Но все же…работа никуда не делась, даже учитывая раскрывшуюся энергетику между вами. Сегодня он показывает тебе несколько новых систем, спрятанных в комнате, которую он никогда не показывал раньше. Автоматизация, очевидно, является следующим шагом: необходимо автоматизировать массовое производство Тягачей, а затем распределить их по всему заводу, чтобы обеспечить автоматизацию производства Солдат. У него уже есть Тягачи, переплавляющие для него металлолом. После этого вы вернетесь к испытаниям. Больше брони для Солдат, прототипов для сборки Штурма. Увеличенный вес означает, что требуется более высокий уровень мощности, и обычного реактора недостаточно.

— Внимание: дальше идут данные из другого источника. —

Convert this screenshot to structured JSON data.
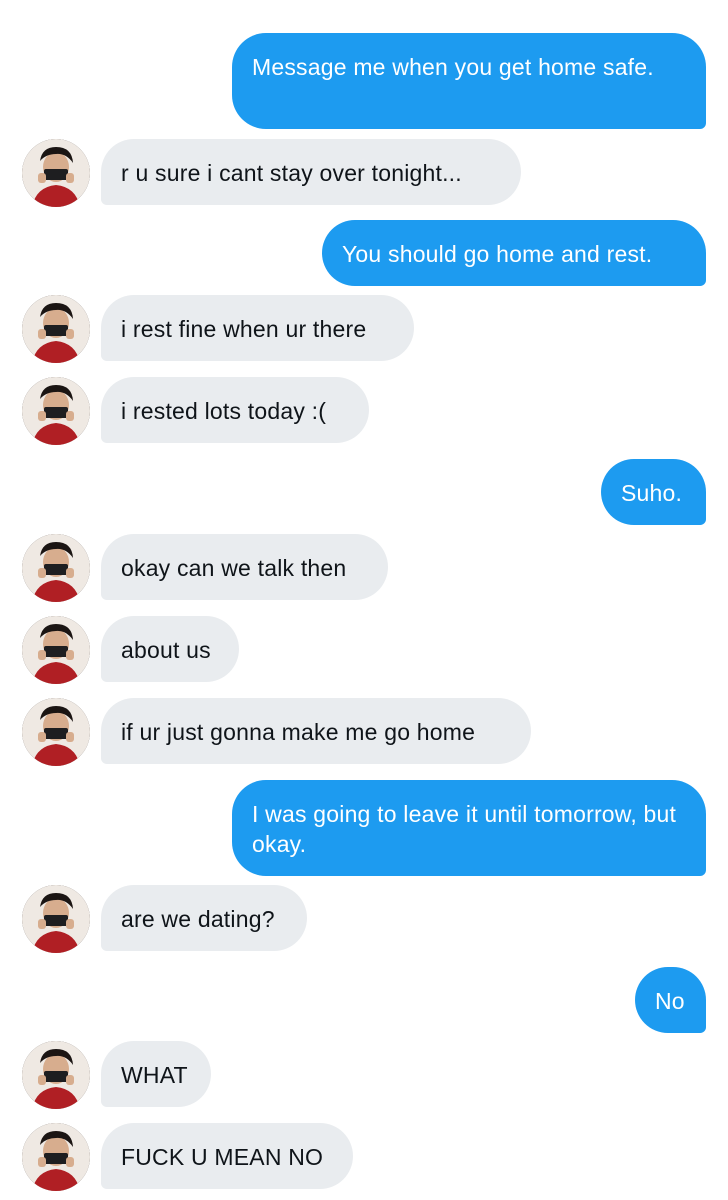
{
  "conversation": {
    "messages": [
      {
        "from": "me",
        "text": "Message me when you get home safe."
      },
      {
        "from": "them",
        "text": "r u sure i cant stay over tonight..."
      },
      {
        "from": "me",
        "text": "You should go home and rest."
      },
      {
        "from": "them",
        "text": "i rest fine when ur there"
      },
      {
        "from": "them",
        "text": "i rested lots today :("
      },
      {
        "from": "me",
        "text": "Suho."
      },
      {
        "from": "them",
        "text": "okay can we talk then"
      },
      {
        "from": "them",
        "text": "about us"
      },
      {
        "from": "them",
        "text": "if ur just gonna make me go home"
      },
      {
        "from": "me",
        "text": "I was going to leave it until tomorrow, but okay."
      },
      {
        "from": "them",
        "text": "are we dating?"
      },
      {
        "from": "me",
        "text": "No"
      },
      {
        "from": "them",
        "text": "WHAT"
      },
      {
        "from": "them",
        "text": "FUCK U MEAN NO"
      }
    ]
  },
  "colors": {
    "outgoing_bubble": "#1d9bf0",
    "incoming_bubble": "#e9ecef",
    "outgoing_text": "#ffffff",
    "incoming_text": "#0f1419"
  },
  "icons": {
    "avatar": "contact-avatar-photo"
  }
}
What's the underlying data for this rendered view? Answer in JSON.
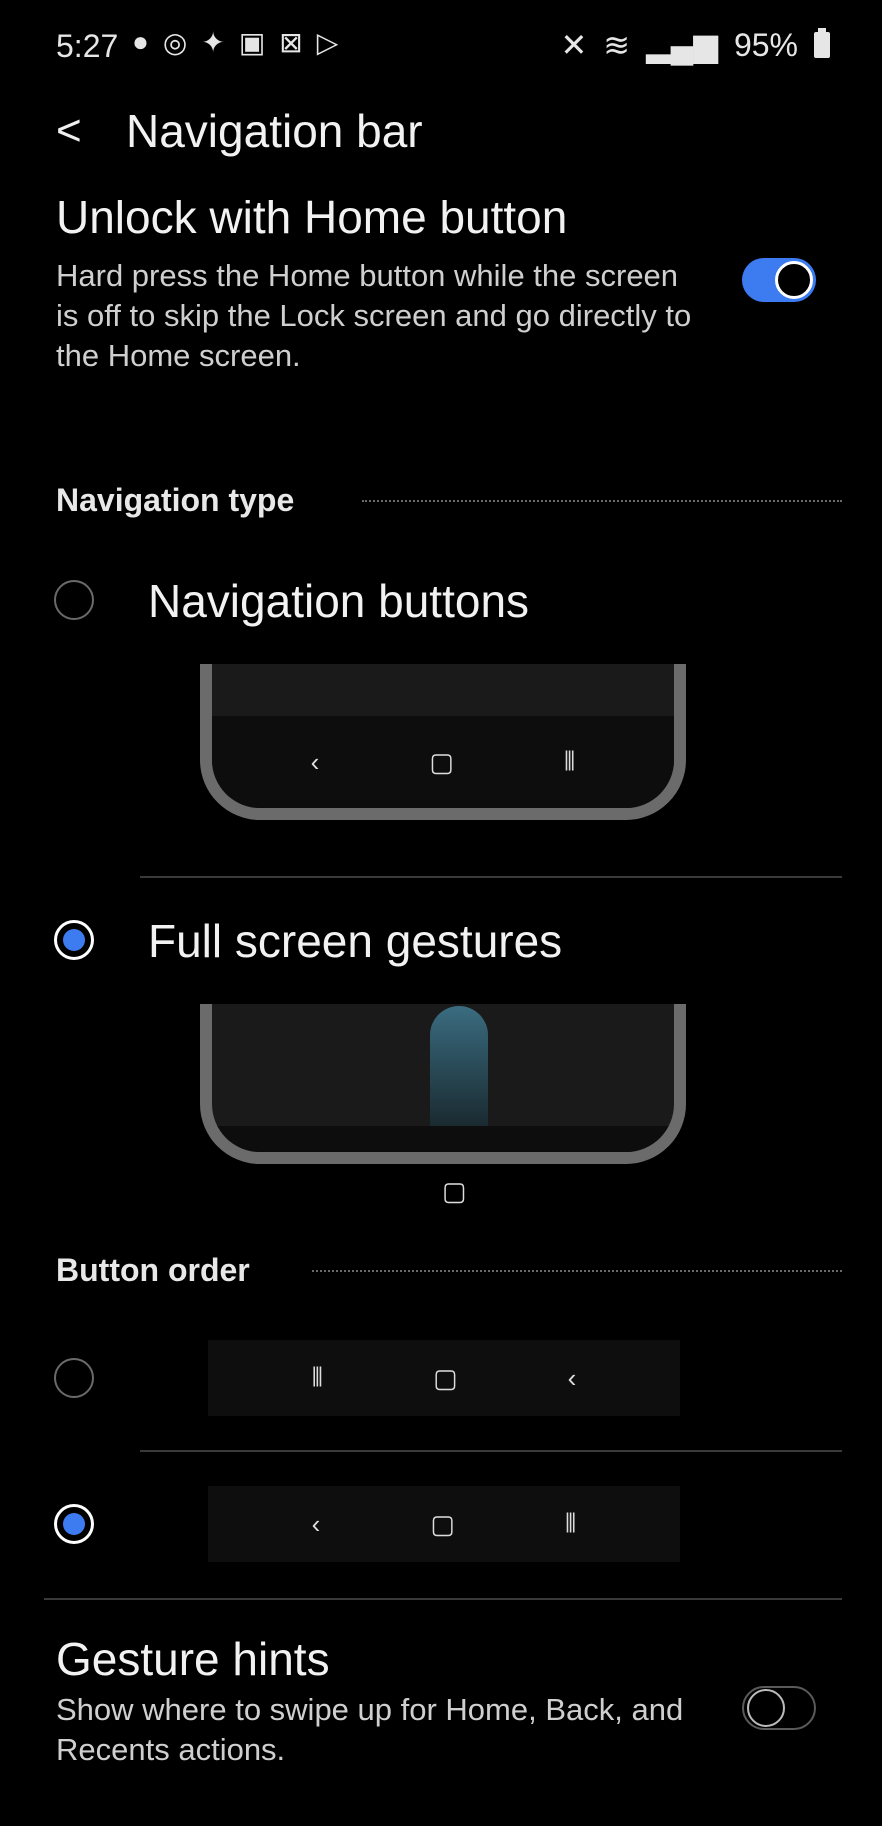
{
  "status_bar": {
    "time": "5:27",
    "left_icons": [
      "messenger-icon",
      "whatsapp-icon",
      "twitter-icon",
      "gallery-icon",
      "close-box-icon",
      "play-store-icon"
    ],
    "battery": "95%"
  },
  "header": {
    "back_glyph": "<",
    "title": "Navigation bar"
  },
  "unlock": {
    "title": "Unlock with Home button",
    "description": "Hard press the Home button while the screen is off to skip the Lock screen and go directly to the Home screen.",
    "enabled": true
  },
  "navigation_type": {
    "header": "Navigation type",
    "options": [
      {
        "label": "Navigation buttons",
        "selected": false
      },
      {
        "label": "Full screen gestures",
        "selected": true
      }
    ],
    "nav_glyphs": [
      "‹",
      "▢",
      "⦀"
    ]
  },
  "button_order": {
    "header": "Button order",
    "options": [
      {
        "glyphs": [
          "⦀",
          "▢",
          "‹"
        ],
        "selected": false
      },
      {
        "glyphs": [
          "‹",
          "▢",
          "⦀"
        ],
        "selected": true
      }
    ]
  },
  "gesture_hints": {
    "title": "Gesture hints",
    "description": "Show where to swipe up for Home, Back, and Recents actions.",
    "enabled": false
  },
  "colors": {
    "accent": "#3d7bf0",
    "background": "#000000"
  }
}
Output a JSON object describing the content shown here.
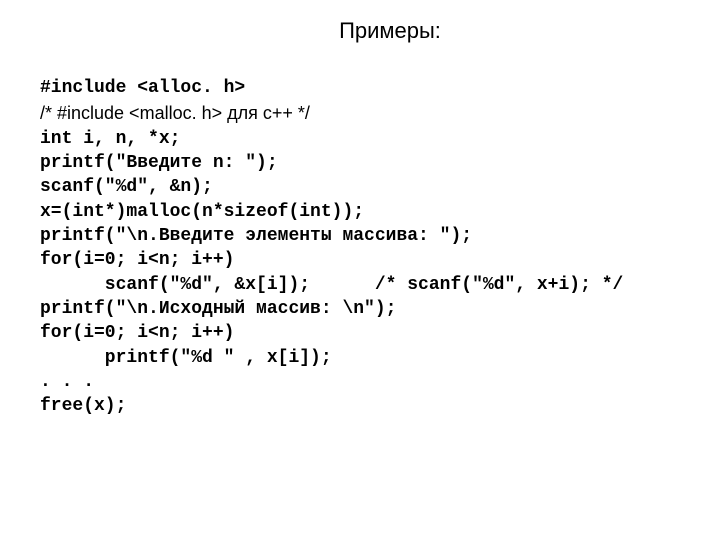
{
  "title": "Примеры:",
  "lines": [
    "#include <alloc. h>",
    "/* #include <malloc. h> для c++ */",
    "int i, n, *x;",
    "printf(\"Введите n: \");",
    "scanf(\"%d\", &n);",
    "x=(int*)malloc(n*sizeof(int));",
    "printf(\"\\n.Введите элементы массива: \");",
    "for(i=0; i<n; i++)",
    "      scanf(\"%d\", &x[i]);      /* scanf(\"%d\", x+i); */",
    "printf(\"\\n.Исходный массив: \\n\");",
    "for(i=0; i<n; i++)",
    "      printf(\"%d \" , x[i]);",
    ". . .",
    "free(x);"
  ]
}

Он показывает тебе свой метод пересадки кожи на металл, представляющий собой просто склеивание и плавление кожи, которая, в свою очередь, отвратительно пахнет. Ты замечаешь, что все это время он курит сигару, вероятно, чтобы притупить обоняние. Не самая плохая идея, честно говоря.
Обычно, когда ты делаешь подобную работу, она длится весь день. Сегодня, однако, Хайзенберг позвонил сразу после полудня. «Тебе нужно ухаживать за урожаем?» — спрашивает он. Тебе кажется это немного странным — он был чрезвычайно увлечен строительством Штурма, и его обычно почти невозможно оторвать от работы, когда он так сосредоточен на ней. … С другой стороны, ты предполагаешь, что он, вероятно, в лучшем настроении, чем обычно, по очевидным причинам.
«Ничего такого срочного, если ты об этом», — говоришь ты, вытирая масло и кровь на руках о тряпку. «Сегодня утром я приняла достаточно солнечных ванн… если только ты не хочешь, чтобы я вырастила что-то конкретное?»
«Нет», — говорит он, качая головой. «Еще много еды осталось от твоего последнего урожая. …Хотя я бы не отказался от баклажанов». Хайзенберг наклоняет голову в сторону двери операционной, жестом приглашая тебя следовать за ним. «Мне нужно пойти в деревню. Нужно, чтобы ты пошла со мной. Так будет менее подозрительно».
Следуя за ним, ты слегка хмуришься. «Разве тебе не должно быть позволено ходить куда тебе заблагорассудится?» Спрашиваешь ты. «Ты же Лорд».
«Обычно. Но в этот раз? Нет». Он качает головой. «Мы встречаемся с моим контактом, а ты — прикрытие», — объясняет Хайзенберг, ведя тебя обратно по направлению к местонахождению ваших комнат. «Когда она не помогает Миранде в ее секретной лаборатории, она зарабатывает создавая, эти… эээ…», — он задумчиво обводит рукой вокруг. «Ну, знаешь, духи и прочее. Девчачьи штучки».
«Ага». Ты поднимаешь бровь, следуя за ним. «Тогда почему она тебе помогает?» Спрашиваешь ты, слегка улыбаясь про себя, пытаясь обмануть игривой реакцией, хотя на самом деле чувствуешь, как в животе завязывается узел ревности, когда ты вспоминаешь его историю об их прошлых отношениях.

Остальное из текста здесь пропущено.